Legal basis for processing personal data
Under Article 6 of the United Kingdom General Data Protection Regulation (UK GDPR), the lawful basis we rely on for processing this information is:
e) public task (necessary to perform a task in the public interest or in the exercise of our official functions): for the processing of all other personal data
Under Article 9 of the UK GDPR, the condition we rely on for processing any special category data is:
h) health and social care (necessary for the purposes of preventative or occupational medicine, the provision of health or social care treatment and the management of health or social care systems and services)
Data processors and other recipients of personal data
This consultation is hosted via an online platform owned by SocialOptic, who are a contracted supplier of DHSC. SocialOptic will delete any personal data in line with the retention and disposal periods outlined in this privacy notice, or earlier if instructed to do so by DHSC.
Personal data if provided will be shared internally within DHSC with employees involved in this consultation. Some analysis of responses may also be undertaken by external consultants who will not have access to the full survey data and who will be contractually bound to adhere to DHSC policies.
International data transfers and storage locations
All data is stored on DHSC secured platforms in the UK.
Storage of data by SocialOptic is provided via secure servers located in the UK.
Retention and disposal policy
We will keep your information for one year and then will dispose of it from our DHSC secured platform.

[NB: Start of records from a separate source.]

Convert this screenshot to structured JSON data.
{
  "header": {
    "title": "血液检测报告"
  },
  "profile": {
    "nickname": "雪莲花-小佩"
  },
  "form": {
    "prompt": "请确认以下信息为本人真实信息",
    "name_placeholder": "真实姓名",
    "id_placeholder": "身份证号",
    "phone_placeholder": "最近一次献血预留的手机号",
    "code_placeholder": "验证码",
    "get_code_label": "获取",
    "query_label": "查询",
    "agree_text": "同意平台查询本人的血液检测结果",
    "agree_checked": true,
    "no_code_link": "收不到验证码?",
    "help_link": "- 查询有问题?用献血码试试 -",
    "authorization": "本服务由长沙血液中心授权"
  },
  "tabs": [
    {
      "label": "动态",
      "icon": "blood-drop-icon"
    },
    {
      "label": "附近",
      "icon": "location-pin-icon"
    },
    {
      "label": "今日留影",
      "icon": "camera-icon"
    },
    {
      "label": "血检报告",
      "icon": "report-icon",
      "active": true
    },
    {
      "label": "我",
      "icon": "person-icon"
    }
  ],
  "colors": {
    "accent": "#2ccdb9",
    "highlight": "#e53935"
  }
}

How we keep your data secure
All data is stored on secure a DHSC platform and only people involved in the consultation will have access to this.
Your rights as a data subject
By law, data subjects have a number of rights, and this processing does not take away or reduce these rights under the EU General Data Protection Regulation (2016/679) and the UK Data Protection Act 2018 applies.
These rights are:
- the right to get copies of information - individuals have the right to ask for a copy of any information about them that is used
- the right to get information corrected - individuals have the right to ask for any information held about them that they think is inaccurate, to be corrected
- the right to limit how the information is used - individuals have the right to ask for any of the information held about them to be restricted - for example, if they think inaccurate information is being used
- the right to object to the information being used - individuals can ask for any information held about them to not be used. However, this is not an absolute right, and continued use of the information may be necessary, with individuals being advised if this is the case
- the right to get information deleted - this is not an absolute right, and continued use of the information may be necessary, with individuals being advised if this is the case
Comments or complaints
Anyone unhappy or wishing to complain about how personal data is used as part of this programme should contact data_protection@dhsc.gov.uk in the first instance or write to:
Data Protection Officer
1st Floor North
39 Victoria Street
London
SW1H 0EU
Anyone who is still not satisfied can complain to the Information Commissioner’s Office.
Their postal address is:
Information Commissioner’s Office
Wycliffe House
Water Lane
Wilmslow
Cheshire
SK9 5AF
Automated decision making or profiling
No decision will be made about individuals solely based on automated decision making (where a decision is taken about them using an electronic system without human involvement) which has a significant impact on them.
Changes to this policy
We keep this privacy notice under regular review, and we will update it if necessary. All updated versions will be marked by a change note on the consultation page. This privacy notice was last updated on 18 March 2024.